Thursday, February 14, 2008

Roatan Bird Park


My flight to San Jose, Costa Rica left at one o'clock this afternoon, which gave me just enough time to have a quick breakfast, e-mail home, and visit a local bird and butterfly park before heading to the airport. The butterfly park was alright. It wasn't nearly as nice as the bird park near Copan, but for half the entrance fee I guess I should be satisfied with half the experience. The highlight was an enclosure near the entrance filled with hundreds of butterflys. There really were only a few different species in there, but it still was fun. It literally was hard to walk even a few feet without seeing a few butterflys fly right in front of me. The place reminded me a little bit of a butterfly park I went to in Kuala Lumpur, except that one was a lot bigger and had much better landscaping and tons of different species of exotic butterflys. I think it even cost less to get into too. This place was still fun though, they also had a small enclosure that visitors can walk through that has five or six toucans in it. I got within just a few inches of a couple of toucans to snap some pictures. I also watched as a toucan picked up bits of melon from a pie tin, tossed them up into the air with his beak, and caught and swallowed them.

After a flight to San Jose that took five hours, included three layovers, and netted me only a four-hundred mile trip south of Roatan, I headed into the city to find a place to stay for the night.

I feel like I'm becoming a more competant traveler than I used to be.
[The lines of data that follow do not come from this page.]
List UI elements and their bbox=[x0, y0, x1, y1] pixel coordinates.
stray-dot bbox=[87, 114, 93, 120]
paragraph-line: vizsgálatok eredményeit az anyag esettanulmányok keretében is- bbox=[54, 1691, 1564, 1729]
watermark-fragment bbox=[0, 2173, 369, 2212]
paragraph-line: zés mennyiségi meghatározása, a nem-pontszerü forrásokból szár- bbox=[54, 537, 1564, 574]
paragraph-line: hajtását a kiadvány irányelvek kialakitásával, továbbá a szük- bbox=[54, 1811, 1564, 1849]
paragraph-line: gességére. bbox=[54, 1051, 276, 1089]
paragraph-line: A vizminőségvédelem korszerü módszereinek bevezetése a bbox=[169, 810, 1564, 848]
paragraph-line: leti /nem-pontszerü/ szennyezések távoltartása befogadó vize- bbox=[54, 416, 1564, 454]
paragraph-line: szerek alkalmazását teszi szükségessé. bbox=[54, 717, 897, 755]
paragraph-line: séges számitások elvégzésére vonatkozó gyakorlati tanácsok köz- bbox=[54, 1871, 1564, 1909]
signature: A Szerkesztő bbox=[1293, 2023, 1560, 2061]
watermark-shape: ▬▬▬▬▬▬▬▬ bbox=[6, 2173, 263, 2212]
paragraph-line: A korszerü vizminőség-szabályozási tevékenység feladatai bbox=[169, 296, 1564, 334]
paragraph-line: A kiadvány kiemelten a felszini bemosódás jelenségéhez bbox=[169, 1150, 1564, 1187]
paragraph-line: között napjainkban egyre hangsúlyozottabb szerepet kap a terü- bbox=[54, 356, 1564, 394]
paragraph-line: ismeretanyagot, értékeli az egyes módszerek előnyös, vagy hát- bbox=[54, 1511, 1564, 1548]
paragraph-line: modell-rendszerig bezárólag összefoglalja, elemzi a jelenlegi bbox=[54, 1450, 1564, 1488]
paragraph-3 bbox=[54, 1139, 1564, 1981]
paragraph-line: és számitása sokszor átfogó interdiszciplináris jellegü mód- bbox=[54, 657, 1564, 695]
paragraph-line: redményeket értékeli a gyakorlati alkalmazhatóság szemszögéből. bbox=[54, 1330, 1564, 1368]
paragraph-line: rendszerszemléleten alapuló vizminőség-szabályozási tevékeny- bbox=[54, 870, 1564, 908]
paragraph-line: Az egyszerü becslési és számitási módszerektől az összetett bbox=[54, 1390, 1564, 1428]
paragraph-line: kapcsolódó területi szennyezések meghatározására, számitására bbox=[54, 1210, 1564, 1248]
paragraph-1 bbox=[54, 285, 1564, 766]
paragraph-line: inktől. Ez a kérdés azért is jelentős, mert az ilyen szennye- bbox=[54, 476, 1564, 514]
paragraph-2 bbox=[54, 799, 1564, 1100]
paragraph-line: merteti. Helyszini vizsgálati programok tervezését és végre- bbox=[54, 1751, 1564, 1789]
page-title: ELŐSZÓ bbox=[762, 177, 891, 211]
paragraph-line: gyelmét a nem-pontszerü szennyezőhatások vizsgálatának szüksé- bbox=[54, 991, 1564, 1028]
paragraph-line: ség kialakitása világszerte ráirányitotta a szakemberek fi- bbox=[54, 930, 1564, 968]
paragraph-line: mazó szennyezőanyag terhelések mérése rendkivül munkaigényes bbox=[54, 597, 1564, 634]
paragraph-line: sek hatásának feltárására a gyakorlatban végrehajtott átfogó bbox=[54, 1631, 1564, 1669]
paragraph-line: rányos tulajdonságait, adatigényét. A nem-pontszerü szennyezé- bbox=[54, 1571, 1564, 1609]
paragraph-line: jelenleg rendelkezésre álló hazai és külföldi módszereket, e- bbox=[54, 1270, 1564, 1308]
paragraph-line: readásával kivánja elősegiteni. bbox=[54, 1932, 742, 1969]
As I left the airport in San Jose there was a hoard of taxi drivers offering their services to incoming tourists. The problem with taxi drivers at airports is that they figure that they can charge whatever they want because tourists have no idea how to get into the city except to catch a cab. When I arrived in Belize City two weeks ago a cab from the airport to the pier, about a ten mile drive, cost twenty-five dollars - a ridiculous amount of money for a developing country. What's worse is that there was a big foul-mouthed Belizian man there regulating the cabs and making sure that tourists didn't arrange to share a taxi and split the cost with each other. I was a little uneasy about traveling alone in Central America at the time so I just forked over the twenty-five bucks instead of finding a cheaper alternative, but now I feel a lot more comfortable with those situations. At the airport here in San Jose I knew just enough Spanish to ask where the nearest bust stop was, how much the bus cost, if the bus went to San Jose, and if the driver had change for a large bill. The net result was that I paid less than a dollar for the ten-mile ride to San Jose and another dollar for a cab in town to take me to my hotel. That felt a whole lot better than succumbing to a demand for twenty dollars from one of the cabbies at the airport.